Citant également le cinéma de Paul Thomas Anderson ("Je veux vivre dans les plans de There Will Be Blood"), cet admirateur de Michel Gondry a donc signé un film intemporel, avec ses influences digérées, ses messages très actuels (sur le besoin d'être en harmonie avec la nature, ou cette question des voix des femmes que les hommes ont tenté d'étouffer) et une façon de faire à l'ancienne. Avec beaucoup de décors construits en dur, des matte paintings (des éléments peints sur une plaque de verre placée devant la caméra) et une vraie créature.

Vraie dans le sens où il ne s'agit ni d'images de synthèse, ni d'intelligence artificielle, comme Isaiah Saxon l'a prouvé avec des images de making-of mises en ligne sur Twitter (ou X), qui nous montraient que le bébé Ochi qui suit l'héroïne était bel et bien une marionnette : "Le travail des marionnettistes était tout simplement incroyable à voir", s'enthousiasme Isaiah Saxon. "Nous avions sept marionnettistes qui travaillaient à l'unisson pour créer le personnage du bébé : cinq personnes s'occupaient du corps et deux autres contrôlaient le visage à distance, donc ce que vous voyez à l'écran, nous l'avons vu sur le plateau."

"C'est comme un tour de magie. Et pouvoir atteindre ce niveau de maîtrise face à des acteurs comme Willem Dafoe et Helena Zengel, qui sont au sommet de ce que l'être humain peut faire avec son visage, c'était tout simplement incroyable.

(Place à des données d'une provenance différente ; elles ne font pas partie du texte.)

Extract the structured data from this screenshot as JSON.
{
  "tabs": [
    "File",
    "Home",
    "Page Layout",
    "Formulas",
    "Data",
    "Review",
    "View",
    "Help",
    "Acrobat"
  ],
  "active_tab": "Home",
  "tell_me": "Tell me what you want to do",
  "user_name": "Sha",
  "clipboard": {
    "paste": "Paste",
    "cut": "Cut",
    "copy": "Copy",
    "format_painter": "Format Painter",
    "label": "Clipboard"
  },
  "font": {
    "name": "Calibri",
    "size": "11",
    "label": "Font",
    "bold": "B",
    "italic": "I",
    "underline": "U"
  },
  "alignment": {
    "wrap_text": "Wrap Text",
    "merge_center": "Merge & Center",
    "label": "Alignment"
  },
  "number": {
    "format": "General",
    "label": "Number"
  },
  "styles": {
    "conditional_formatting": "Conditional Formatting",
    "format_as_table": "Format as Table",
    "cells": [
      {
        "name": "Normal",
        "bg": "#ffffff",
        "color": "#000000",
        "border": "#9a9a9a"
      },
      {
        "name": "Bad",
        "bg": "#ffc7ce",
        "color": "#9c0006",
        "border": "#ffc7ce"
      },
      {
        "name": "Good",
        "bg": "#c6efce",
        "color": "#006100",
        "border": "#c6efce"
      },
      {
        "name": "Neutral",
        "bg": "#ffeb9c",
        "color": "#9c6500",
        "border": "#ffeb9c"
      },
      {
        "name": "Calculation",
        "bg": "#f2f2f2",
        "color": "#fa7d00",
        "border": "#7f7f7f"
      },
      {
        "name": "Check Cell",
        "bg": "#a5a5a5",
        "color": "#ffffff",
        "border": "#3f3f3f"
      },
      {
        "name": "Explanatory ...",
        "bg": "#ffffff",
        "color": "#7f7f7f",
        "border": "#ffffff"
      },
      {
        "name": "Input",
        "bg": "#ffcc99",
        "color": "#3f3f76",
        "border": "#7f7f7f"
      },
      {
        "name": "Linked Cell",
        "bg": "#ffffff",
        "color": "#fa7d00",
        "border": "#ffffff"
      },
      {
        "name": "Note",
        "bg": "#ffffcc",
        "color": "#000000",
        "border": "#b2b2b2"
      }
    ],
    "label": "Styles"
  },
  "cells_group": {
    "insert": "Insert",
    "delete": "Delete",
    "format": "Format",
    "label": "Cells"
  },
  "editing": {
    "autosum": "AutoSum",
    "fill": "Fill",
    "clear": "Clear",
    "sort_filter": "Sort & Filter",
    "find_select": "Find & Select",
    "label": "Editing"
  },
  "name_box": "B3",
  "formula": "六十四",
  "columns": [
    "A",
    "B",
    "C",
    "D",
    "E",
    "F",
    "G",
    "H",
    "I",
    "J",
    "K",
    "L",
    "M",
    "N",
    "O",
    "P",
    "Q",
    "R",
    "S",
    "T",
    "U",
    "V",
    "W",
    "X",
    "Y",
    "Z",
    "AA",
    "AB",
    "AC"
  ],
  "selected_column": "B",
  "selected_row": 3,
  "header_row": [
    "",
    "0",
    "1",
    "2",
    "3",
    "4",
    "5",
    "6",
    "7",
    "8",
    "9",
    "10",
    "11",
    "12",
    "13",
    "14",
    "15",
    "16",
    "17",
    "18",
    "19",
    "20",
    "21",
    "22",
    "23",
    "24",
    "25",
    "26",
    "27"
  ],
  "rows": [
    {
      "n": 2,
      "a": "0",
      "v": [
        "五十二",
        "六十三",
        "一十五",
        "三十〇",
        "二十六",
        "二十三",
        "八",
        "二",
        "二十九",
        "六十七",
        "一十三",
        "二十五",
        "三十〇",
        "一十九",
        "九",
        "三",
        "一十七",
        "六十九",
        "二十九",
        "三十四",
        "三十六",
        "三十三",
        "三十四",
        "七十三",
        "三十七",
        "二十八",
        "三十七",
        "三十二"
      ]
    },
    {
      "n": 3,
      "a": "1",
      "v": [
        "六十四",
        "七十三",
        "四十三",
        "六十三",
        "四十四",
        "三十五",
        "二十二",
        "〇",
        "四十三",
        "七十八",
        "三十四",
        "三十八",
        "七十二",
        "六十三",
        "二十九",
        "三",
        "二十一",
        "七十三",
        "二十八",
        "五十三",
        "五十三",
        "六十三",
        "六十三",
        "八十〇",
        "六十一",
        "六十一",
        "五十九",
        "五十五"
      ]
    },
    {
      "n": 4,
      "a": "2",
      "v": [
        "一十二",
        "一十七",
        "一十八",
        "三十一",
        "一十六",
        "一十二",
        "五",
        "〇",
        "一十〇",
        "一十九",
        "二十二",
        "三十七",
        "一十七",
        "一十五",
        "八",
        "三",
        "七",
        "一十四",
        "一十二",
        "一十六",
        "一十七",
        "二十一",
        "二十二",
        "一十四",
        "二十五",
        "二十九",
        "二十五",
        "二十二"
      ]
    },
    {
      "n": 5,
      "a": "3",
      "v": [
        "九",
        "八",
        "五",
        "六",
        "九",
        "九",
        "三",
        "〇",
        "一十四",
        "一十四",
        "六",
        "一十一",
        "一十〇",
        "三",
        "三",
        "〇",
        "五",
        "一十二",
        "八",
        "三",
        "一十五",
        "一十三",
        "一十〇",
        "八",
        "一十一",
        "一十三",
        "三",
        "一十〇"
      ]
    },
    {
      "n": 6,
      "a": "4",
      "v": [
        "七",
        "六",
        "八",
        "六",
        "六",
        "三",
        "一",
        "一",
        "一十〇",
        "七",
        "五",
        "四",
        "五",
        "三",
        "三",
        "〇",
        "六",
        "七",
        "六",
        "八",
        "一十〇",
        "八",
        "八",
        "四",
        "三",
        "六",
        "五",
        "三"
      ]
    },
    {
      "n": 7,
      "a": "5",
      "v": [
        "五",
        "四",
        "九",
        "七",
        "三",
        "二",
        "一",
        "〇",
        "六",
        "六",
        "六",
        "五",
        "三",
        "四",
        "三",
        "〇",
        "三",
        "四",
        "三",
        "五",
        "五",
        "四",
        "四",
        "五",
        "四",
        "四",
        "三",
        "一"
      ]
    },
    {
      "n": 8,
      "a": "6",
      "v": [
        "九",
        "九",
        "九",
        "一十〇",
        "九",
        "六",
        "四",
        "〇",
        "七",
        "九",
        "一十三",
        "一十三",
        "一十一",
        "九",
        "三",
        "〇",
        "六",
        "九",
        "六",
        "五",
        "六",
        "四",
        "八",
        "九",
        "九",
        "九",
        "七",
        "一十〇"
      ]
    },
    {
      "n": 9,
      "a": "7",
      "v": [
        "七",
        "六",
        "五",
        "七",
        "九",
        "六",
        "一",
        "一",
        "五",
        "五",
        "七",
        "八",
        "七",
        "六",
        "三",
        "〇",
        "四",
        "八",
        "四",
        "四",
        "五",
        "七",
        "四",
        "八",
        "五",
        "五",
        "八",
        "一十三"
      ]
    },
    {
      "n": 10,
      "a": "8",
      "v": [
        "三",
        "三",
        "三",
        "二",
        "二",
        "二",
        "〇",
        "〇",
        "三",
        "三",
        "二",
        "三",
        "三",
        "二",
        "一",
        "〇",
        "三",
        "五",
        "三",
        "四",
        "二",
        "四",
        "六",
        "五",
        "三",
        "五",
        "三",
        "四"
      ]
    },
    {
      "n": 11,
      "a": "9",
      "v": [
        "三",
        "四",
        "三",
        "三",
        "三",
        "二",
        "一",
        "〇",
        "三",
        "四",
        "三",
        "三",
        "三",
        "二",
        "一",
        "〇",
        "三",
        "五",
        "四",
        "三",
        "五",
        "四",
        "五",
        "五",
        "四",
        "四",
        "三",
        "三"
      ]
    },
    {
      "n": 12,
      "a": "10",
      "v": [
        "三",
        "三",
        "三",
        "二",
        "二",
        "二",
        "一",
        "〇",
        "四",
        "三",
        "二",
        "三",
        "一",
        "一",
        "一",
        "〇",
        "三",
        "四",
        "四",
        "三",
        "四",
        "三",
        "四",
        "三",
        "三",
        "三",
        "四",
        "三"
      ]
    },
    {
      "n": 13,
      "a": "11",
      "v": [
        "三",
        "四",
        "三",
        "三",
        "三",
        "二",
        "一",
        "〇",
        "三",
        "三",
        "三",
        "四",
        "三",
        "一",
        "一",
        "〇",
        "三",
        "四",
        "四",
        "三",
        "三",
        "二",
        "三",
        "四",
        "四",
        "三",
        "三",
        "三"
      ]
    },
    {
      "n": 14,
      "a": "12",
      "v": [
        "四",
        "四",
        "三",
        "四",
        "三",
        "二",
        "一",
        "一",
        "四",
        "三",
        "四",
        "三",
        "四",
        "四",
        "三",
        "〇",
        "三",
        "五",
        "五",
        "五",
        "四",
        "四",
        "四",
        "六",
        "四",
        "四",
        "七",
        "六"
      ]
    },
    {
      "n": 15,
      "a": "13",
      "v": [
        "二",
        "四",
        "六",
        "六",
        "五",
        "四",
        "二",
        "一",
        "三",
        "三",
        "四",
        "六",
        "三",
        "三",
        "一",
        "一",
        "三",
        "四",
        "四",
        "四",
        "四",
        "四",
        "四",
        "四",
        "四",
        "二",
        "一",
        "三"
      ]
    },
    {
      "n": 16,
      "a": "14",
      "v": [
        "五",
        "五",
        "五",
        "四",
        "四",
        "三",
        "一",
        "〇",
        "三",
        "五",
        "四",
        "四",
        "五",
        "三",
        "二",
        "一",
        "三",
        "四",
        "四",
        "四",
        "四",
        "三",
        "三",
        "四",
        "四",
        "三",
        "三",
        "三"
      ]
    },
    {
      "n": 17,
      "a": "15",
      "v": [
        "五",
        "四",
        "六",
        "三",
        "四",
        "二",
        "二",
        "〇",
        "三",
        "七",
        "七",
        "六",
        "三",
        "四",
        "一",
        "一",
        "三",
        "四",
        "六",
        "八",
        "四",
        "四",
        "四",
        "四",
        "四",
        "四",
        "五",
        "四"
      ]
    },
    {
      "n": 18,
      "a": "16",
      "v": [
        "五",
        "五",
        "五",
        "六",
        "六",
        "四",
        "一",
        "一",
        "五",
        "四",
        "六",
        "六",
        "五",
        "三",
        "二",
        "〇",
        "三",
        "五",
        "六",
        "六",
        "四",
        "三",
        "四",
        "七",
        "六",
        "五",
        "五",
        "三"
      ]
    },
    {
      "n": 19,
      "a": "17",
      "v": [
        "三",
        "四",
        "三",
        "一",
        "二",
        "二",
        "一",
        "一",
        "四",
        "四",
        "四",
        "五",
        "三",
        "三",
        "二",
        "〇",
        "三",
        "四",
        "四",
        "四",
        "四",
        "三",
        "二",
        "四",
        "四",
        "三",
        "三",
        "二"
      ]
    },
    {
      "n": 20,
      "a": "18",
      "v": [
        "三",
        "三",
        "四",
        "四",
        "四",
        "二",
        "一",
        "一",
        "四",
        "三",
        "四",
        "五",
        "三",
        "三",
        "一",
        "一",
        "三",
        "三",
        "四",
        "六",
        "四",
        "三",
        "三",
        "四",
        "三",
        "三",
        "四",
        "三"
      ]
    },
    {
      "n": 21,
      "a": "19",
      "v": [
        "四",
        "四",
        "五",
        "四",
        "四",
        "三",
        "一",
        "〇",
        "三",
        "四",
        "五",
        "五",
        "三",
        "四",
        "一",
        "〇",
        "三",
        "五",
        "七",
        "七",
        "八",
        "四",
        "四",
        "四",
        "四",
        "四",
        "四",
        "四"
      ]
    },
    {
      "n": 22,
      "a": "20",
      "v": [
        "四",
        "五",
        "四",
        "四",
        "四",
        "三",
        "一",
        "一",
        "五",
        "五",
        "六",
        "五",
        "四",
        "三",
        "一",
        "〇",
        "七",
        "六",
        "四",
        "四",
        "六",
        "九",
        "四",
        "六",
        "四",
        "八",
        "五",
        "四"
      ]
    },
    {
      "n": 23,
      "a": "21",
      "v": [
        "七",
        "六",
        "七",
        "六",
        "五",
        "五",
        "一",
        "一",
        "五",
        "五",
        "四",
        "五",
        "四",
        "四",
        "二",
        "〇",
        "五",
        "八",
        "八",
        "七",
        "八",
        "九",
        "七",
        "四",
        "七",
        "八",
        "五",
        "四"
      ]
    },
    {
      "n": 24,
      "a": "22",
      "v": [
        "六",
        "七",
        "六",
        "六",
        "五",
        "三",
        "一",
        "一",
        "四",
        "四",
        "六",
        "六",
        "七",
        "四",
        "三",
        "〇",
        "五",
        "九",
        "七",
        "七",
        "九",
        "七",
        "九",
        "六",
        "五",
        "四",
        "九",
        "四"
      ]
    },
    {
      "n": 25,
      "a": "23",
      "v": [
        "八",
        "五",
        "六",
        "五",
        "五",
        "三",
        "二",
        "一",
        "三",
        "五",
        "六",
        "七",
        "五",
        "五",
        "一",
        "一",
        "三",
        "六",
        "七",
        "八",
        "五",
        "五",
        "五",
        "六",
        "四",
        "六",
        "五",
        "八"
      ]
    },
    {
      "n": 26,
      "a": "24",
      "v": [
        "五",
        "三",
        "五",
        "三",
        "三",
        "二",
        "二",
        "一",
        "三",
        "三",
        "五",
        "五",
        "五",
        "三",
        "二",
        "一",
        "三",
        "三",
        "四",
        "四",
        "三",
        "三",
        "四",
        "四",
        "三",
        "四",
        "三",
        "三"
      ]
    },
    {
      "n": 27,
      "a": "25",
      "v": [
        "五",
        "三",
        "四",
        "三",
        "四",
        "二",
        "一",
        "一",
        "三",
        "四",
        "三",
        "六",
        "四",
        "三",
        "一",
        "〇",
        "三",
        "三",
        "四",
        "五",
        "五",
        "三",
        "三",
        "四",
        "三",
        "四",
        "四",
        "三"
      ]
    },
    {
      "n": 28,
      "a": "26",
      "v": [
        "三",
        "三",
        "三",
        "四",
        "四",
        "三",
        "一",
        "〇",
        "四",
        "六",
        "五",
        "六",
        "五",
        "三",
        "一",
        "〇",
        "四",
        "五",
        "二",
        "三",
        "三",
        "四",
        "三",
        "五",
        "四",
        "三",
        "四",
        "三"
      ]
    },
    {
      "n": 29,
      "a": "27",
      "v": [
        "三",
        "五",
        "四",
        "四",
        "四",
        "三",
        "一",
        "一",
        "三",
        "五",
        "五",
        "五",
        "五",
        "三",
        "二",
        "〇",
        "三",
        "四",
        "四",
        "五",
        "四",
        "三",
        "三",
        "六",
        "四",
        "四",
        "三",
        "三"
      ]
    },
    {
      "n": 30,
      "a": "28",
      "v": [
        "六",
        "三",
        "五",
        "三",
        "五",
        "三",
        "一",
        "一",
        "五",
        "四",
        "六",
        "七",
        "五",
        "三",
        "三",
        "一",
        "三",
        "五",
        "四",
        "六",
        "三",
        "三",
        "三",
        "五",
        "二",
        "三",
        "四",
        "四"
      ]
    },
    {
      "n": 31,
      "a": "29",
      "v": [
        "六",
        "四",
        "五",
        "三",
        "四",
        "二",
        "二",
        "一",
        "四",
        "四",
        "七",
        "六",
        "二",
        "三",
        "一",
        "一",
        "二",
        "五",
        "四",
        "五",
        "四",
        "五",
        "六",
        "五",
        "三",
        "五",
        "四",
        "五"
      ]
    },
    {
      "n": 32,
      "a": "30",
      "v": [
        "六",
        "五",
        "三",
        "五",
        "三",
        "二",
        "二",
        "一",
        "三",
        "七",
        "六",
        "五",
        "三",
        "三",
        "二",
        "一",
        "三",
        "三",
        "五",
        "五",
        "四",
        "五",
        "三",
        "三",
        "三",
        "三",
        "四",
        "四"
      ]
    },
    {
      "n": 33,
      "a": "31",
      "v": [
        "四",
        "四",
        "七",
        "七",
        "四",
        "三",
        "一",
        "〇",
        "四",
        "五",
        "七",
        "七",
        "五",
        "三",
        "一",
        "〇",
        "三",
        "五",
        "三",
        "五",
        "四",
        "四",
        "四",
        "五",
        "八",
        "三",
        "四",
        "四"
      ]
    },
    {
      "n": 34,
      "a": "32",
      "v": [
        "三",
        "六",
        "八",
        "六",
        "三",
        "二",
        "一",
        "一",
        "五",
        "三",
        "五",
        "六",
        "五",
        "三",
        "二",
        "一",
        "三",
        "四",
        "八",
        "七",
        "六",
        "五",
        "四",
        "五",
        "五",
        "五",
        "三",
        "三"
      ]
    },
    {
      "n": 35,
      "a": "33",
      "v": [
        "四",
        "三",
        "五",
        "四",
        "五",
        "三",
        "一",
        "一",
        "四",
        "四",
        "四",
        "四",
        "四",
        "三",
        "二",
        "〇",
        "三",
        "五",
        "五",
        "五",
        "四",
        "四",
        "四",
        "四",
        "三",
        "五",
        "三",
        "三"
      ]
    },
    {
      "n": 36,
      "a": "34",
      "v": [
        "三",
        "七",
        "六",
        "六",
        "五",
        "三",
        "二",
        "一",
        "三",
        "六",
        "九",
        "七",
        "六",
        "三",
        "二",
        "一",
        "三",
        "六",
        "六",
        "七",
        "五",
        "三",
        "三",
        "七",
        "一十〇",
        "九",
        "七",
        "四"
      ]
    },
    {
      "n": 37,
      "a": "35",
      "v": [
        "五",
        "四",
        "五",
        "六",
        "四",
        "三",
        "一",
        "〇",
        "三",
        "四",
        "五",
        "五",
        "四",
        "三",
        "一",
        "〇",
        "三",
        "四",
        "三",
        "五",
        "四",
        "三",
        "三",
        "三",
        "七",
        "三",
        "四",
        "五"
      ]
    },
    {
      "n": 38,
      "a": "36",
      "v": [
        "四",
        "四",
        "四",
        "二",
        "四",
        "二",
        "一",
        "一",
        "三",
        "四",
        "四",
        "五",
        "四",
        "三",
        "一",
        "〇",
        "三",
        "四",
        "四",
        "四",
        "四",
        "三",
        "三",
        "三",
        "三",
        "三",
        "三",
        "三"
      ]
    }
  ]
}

J'avais l'impression qu'ils donnaient tous les deux le meilleur d'eux-mêmes." "J'ai trouvé génial que l'on puisse travailler avec une marionnette, car ça aurait été très différent avec une IA", nous dit Helena Zengel. "Avoir quelque chose avec qui jouer, et qui ressemblait autant aux vrais Ochis a été incroyablement utile pour créer un véritable lien à l'écran. Et les marionnettistes, ont effectivement fait un travail formidable."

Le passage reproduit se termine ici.